Under Rhee's three-year watch, more than 200 teachers have been fired. Almost 20 schools have closed, and pay has been tied to merit evaluations. But test scores have shot up for elementary and secondary school students, and teachers' salaries were raised.
"The situation we inherited three years ago in Washington, D.C., was absolutely deplorable," Rhee said. "People need to understand that and if that makes people uncomfortable, then so be it."
The victor in Tuesday's Democratic primary -- and therefore almost a sure winner come November in this overwhelmingly Democratic city -- is City Council Chairman Vincent Gray, a chief Rhee antagonist at oversight hearings.

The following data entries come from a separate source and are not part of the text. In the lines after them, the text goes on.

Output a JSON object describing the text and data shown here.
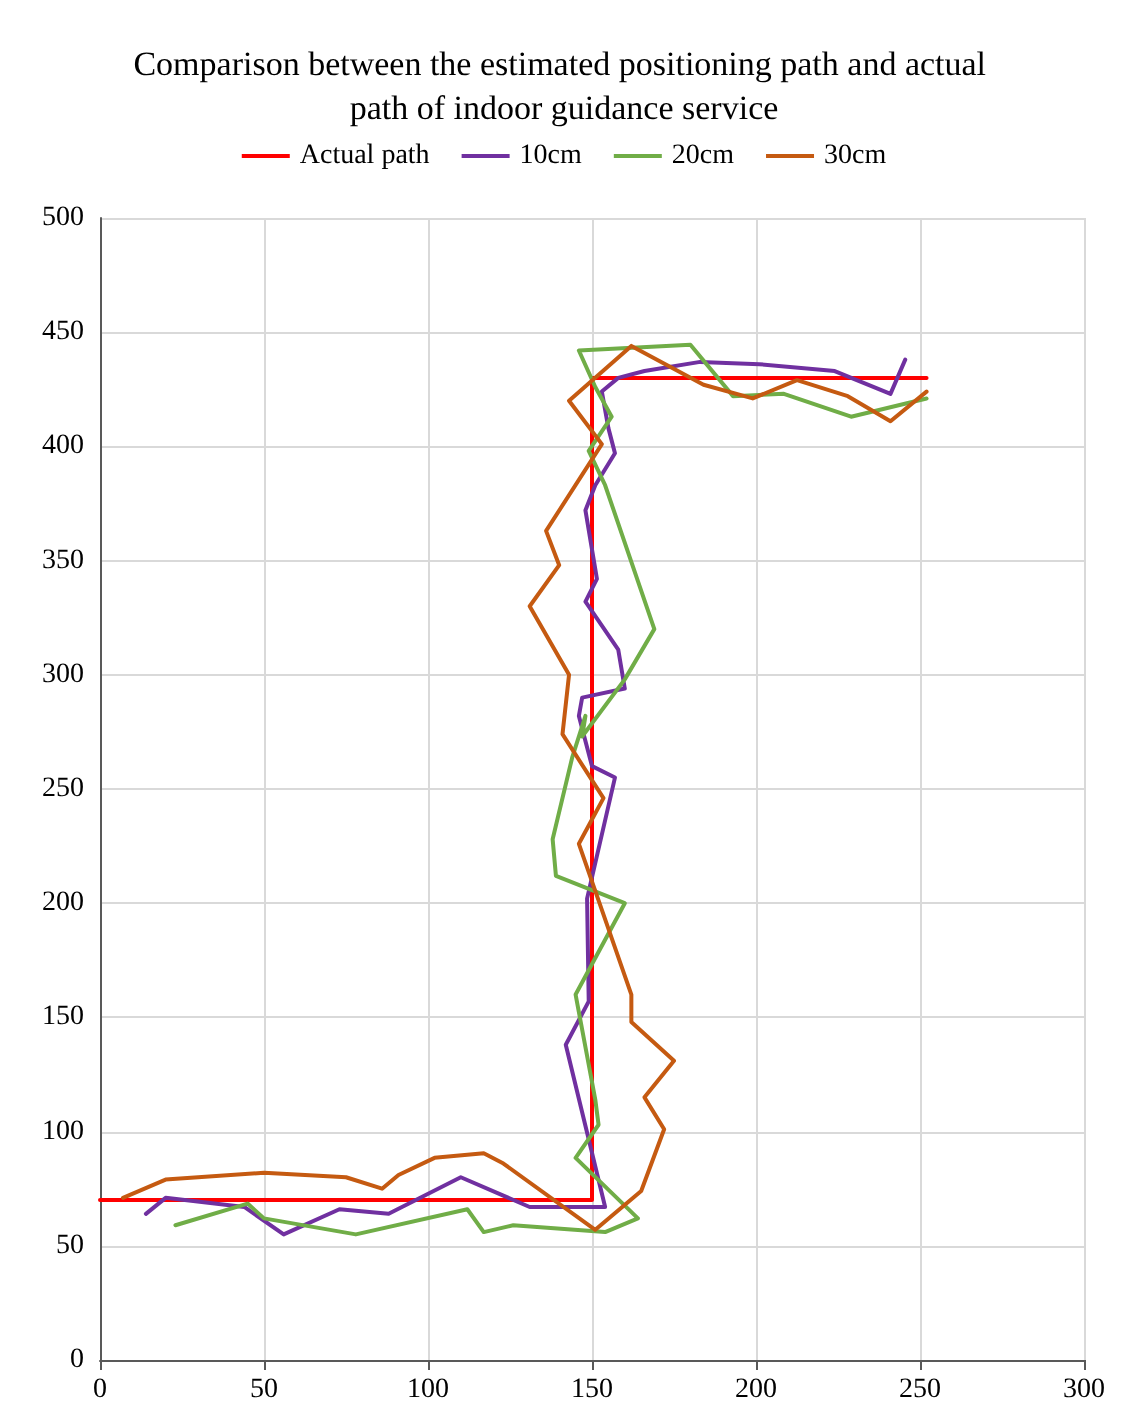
{
  "chart_data": {
    "type": "line",
    "title": "Comparison between the estimated positioning path and actual path of indoor guidance service",
    "series": [
      {
        "name": "Actual path",
        "color": "#ff0000",
        "x": [
          0,
          150,
          150,
          252
        ],
        "values": [
          70,
          70,
          430,
          430
        ]
      },
      {
        "name": "10cm",
        "color": "#7030a0",
        "x": [
          14,
          20,
          44,
          56,
          73,
          88,
          110,
          131,
          154,
          142,
          149,
          148.5,
          157,
          150,
          146,
          147,
          160,
          158,
          148,
          151.5,
          148,
          151,
          157,
          155,
          153,
          158,
          166,
          183,
          201,
          224,
          241,
          245.5
        ],
        "values": [
          64,
          71,
          67,
          55,
          66,
          64,
          80,
          67,
          67,
          138,
          157,
          202,
          255,
          260,
          282,
          290,
          294,
          311,
          332,
          342,
          372,
          383,
          397,
          408,
          424,
          430,
          433,
          437,
          436,
          433,
          423,
          438
        ]
      },
      {
        "name": "20cm",
        "color": "#70ad47",
        "x": [
          23,
          45,
          50,
          78,
          112,
          117,
          126,
          154,
          164,
          145,
          152,
          151,
          145,
          160,
          139,
          138,
          144,
          148,
          147,
          160,
          169,
          154,
          149,
          156,
          151,
          146,
          180,
          193,
          208.5,
          229,
          252
        ],
        "values": [
          59,
          68.5,
          62,
          55,
          66,
          56,
          59,
          56,
          62,
          88.5,
          103,
          114,
          160,
          200,
          212,
          228,
          264,
          282,
          273,
          298,
          320,
          383,
          398,
          413,
          426,
          442,
          444.5,
          422,
          423,
          413,
          421
        ]
      },
      {
        "name": "30cm",
        "color": "#c55a11",
        "x": [
          7,
          20,
          50,
          75,
          86,
          91,
          102,
          117,
          123,
          151,
          165,
          172,
          166,
          175,
          162,
          162,
          146,
          153.5,
          141,
          143,
          131,
          140,
          136,
          153,
          143,
          162,
          184,
          199,
          212.5,
          228,
          241,
          252
        ],
        "values": [
          71,
          79,
          82,
          80,
          75,
          81,
          88.5,
          90.5,
          86,
          57,
          74,
          101,
          115,
          131,
          148,
          160,
          226,
          246,
          274,
          300,
          330,
          348,
          363,
          401,
          420,
          444,
          427,
          421,
          429,
          422,
          411,
          424
        ]
      }
    ],
    "xlim": [
      0,
      300
    ],
    "xticks": [
      0,
      50,
      100,
      150,
      200,
      250,
      300
    ],
    "ylim": [
      0,
      500
    ],
    "yticks": [
      0,
      50,
      100,
      150,
      200,
      250,
      300,
      350,
      400,
      450,
      500
    ],
    "grid": true,
    "legend": "top",
    "marker": "none",
    "line_style": "solid"
  }
}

Gray has not said he would fire Rhee, but he hasn't said he would keep her on either.
"I have said on many occasions that after this election is over, I'd like to sit down with Michelle Rhee and let us walk and talk through it, you know, how we might work together," Gray said on CNN Tuesday.
Rhee had campaigned for Fenty. The Washington Teacher's Union campaigned for Gray.

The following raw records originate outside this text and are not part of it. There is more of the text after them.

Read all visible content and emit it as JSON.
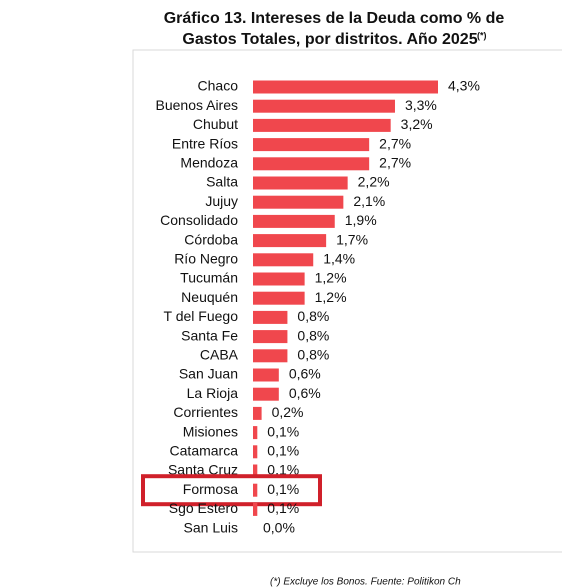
{
  "chart_data": {
    "type": "bar",
    "orientation": "horizontal",
    "title_lines": [
      "Gráfico 13. Intereses de la Deuda como % de",
      "Gastos Totales, por distritos. Año 2025"
    ],
    "title_note": "(*)",
    "categories": [
      "Chaco",
      "Buenos Aires",
      "Chubut",
      "Entre Ríos",
      "Mendoza",
      "Salta",
      "Jujuy",
      "Consolidado",
      "Córdoba",
      "Río Negro",
      "Tucumán",
      "Neuquén",
      "T del Fuego",
      "Santa Fe",
      "CABA",
      "San Juan",
      "La Rioja",
      "Corrientes",
      "Misiones",
      "Catamarca",
      "Santa Cruz",
      "Formosa",
      "Sgo Estero",
      "San Luis"
    ],
    "values": [
      4.3,
      3.3,
      3.2,
      2.7,
      2.7,
      2.2,
      2.1,
      1.9,
      1.7,
      1.4,
      1.2,
      1.2,
      0.8,
      0.8,
      0.8,
      0.6,
      0.6,
      0.2,
      0.1,
      0.1,
      0.1,
      0.1,
      0.1,
      0.0
    ],
    "value_labels": [
      "4,3%",
      "3,3%",
      "3,2%",
      "2,7%",
      "2,7%",
      "2,2%",
      "2,1%",
      "1,9%",
      "1,7%",
      "1,4%",
      "1,2%",
      "1,2%",
      "0,8%",
      "0,8%",
      "0,8%",
      "0,6%",
      "0,6%",
      "0,2%",
      "0,1%",
      "0,1%",
      "0,1%",
      "0,1%",
      "0,1%",
      "0,0%"
    ],
    "color": "#f0474d",
    "highlight": "Formosa",
    "highlight_color": "#d0202a",
    "footnote": "(*) Excluye los Bonos. Fuente: Politikon Ch"
  }
}
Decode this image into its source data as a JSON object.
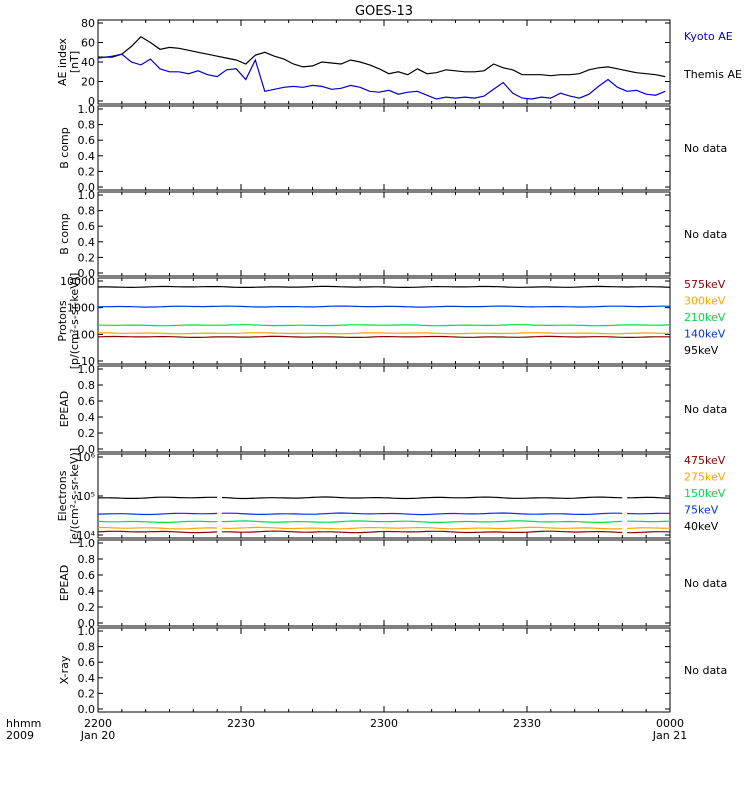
{
  "title": "GOES-13",
  "time_axis": {
    "ticks": [
      "2200",
      "2230",
      "2300",
      "2330",
      "0000"
    ],
    "start_date": "Jan 20",
    "end_date": "Jan 21",
    "row_label_1": "hhmm",
    "row_label_2": "2009"
  },
  "no_data_label": "No data",
  "chart_data": [
    {
      "type": "line",
      "panel": "AE index",
      "ylabel": "AE index",
      "yunit": "[nT]",
      "ylim": [
        0,
        80
      ],
      "yticks": [
        "0",
        "20",
        "40",
        "60",
        "80"
      ],
      "x_minutes": [
        0,
        3,
        5,
        7,
        9,
        11,
        13,
        15,
        17,
        19,
        21,
        23,
        25,
        27,
        29,
        31,
        33,
        35,
        37,
        39,
        41,
        43,
        45,
        47,
        49,
        51,
        53,
        55,
        57,
        59,
        61,
        63,
        65,
        67,
        69,
        71,
        73,
        75,
        77,
        79,
        81,
        83,
        85,
        87,
        89,
        91,
        93,
        95,
        97,
        99,
        101,
        103,
        105,
        107,
        109,
        111,
        113,
        115,
        117,
        119
      ],
      "series": [
        {
          "name": "Themis AE",
          "color": "#000000",
          "values": [
            45,
            45,
            48,
            56,
            66,
            60,
            53,
            55,
            54,
            52,
            50,
            48,
            46,
            44,
            42,
            38,
            47,
            50,
            46,
            43,
            38,
            35,
            36,
            40,
            39,
            38,
            42,
            40,
            37,
            33,
            28,
            30,
            27,
            33,
            28,
            29,
            32,
            31,
            30,
            30,
            31,
            38,
            34,
            32,
            27,
            27,
            27,
            26,
            27,
            27,
            28,
            32,
            34,
            35,
            33,
            31,
            29,
            28,
            27,
            25
          ]
        },
        {
          "name": "Kyoto AE",
          "color": "#0000cc",
          "values": [
            44,
            46,
            48,
            40,
            37,
            43,
            33,
            30,
            30,
            28,
            31,
            27,
            25,
            32,
            33,
            22,
            42,
            10,
            12,
            14,
            15,
            14,
            16,
            15,
            12,
            13,
            16,
            14,
            10,
            9,
            11,
            7,
            9,
            10,
            6,
            2,
            4,
            3,
            4,
            3,
            5,
            12,
            19,
            8,
            3,
            2,
            4,
            3,
            8,
            5,
            3,
            7,
            15,
            22,
            14,
            10,
            11,
            7,
            6,
            10
          ]
        }
      ]
    },
    {
      "type": "line",
      "panel": "B comp (1)",
      "ylabel": "B comp",
      "ylim": [
        0,
        1
      ],
      "yticks": [
        "0.0",
        "0.2",
        "0.4",
        "0.6",
        "0.8",
        "1.0"
      ],
      "series": []
    },
    {
      "type": "line",
      "panel": "B comp (2)",
      "ylabel": "B comp",
      "ylim": [
        0,
        1
      ],
      "yticks": [
        "0.0",
        "0.2",
        "0.4",
        "0.6",
        "0.8",
        "1.0"
      ],
      "series": []
    },
    {
      "type": "line",
      "panel": "Protons",
      "ylabel": "Protons",
      "yunit": "[p/(cm²-s-sr-keV)]",
      "yscale": "log",
      "ylim": [
        10,
        10000
      ],
      "yticks": [
        "10",
        "100",
        "1000",
        "10000"
      ],
      "series": [
        {
          "name": "575keV",
          "color": "#8b0000",
          "level": 80
        },
        {
          "name": "300keV",
          "color": "#ffa500",
          "level": 110
        },
        {
          "name": "210keV",
          "color": "#00dd44",
          "level": 220
        },
        {
          "name": "140keV",
          "color": "#0033ee",
          "level": 1100
        },
        {
          "name": "95keV",
          "color": "#000000",
          "level": 6000
        }
      ]
    },
    {
      "type": "line",
      "panel": "EPEAD (1)",
      "ylabel": "EPEAD",
      "ylim": [
        0,
        1
      ],
      "yticks": [
        "0.0",
        "0.2",
        "0.4",
        "0.6",
        "0.8",
        "1.0"
      ],
      "series": []
    },
    {
      "type": "line",
      "panel": "Electrons",
      "ylabel": "Electrons",
      "yunit": "[e/(cm²-s-sr-keV)]",
      "yscale": "log",
      "ylim": [
        10000,
        1000000
      ],
      "yticks": [
        "10⁴",
        "10⁵",
        "10⁶"
      ],
      "series": [
        {
          "name": "475keV",
          "color": "#8b0000",
          "level": 12000
        },
        {
          "name": "275keV",
          "color": "#ffa500",
          "level": 15000
        },
        {
          "name": "150keV",
          "color": "#00dd44",
          "level": 22000
        },
        {
          "name": "75keV",
          "color": "#0033ee",
          "level": 35000
        },
        {
          "name": "40keV",
          "color": "#000000",
          "level": 90000
        }
      ]
    },
    {
      "type": "line",
      "panel": "EPEAD (2)",
      "ylabel": "EPEAD",
      "ylim": [
        0,
        1
      ],
      "yticks": [
        "0.0",
        "0.2",
        "0.4",
        "0.6",
        "0.8",
        "1.0"
      ],
      "series": []
    },
    {
      "type": "line",
      "panel": "X-ray",
      "ylabel": "X-ray",
      "ylim": [
        0,
        1
      ],
      "yticks": [
        "0.0",
        "0.2",
        "0.4",
        "0.6",
        "0.8",
        "1.0"
      ],
      "series": []
    }
  ]
}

"This has been a significant change in direction, and it's going to require me sitting down with Mayor Fenty, the chairman and other people to see what's in the best interests of our kids," Rhee said Wednesday in an interview with MSNBC.
Rhee Feels Guilty About Fenty Loss
"I do feel sort of bad and guilty," she said. "This man, Adrian Fenty, is truly the best leader I've ever worked for. We need more leaders like him who are willing to stake everything to make sure our kids are getting a good education."
Obviously, D.C. voters disagree. And so do the leaders of local and national teachers unions.
An op-ed Wednesday morning by George Parker, president of the Washington Teacher's Union, and Randi Weingarten, president of the American Federation of Teachers, made no mention of Rhee. The article was titled "No Turning Back for D.C. Kids," and it suggested that the teachers would be happier and work more collaboratively with Gray.
"Public education is a marathon, not a sprint. Yes, there's urgency to fixing our schools, but we have to set ourselves on a long-term path toward constant and sustainable progress," wrote the union leaders.
President Obama stayed out of the race, but Secretary of Education Arne Duncan appeared at an event with Fenty and Rhee in the closing days of the campaign. It was not a campaign event, but Duncan announced $75 million in new federal funding for D.C. schools. He was noticeably absent from any event with Gray.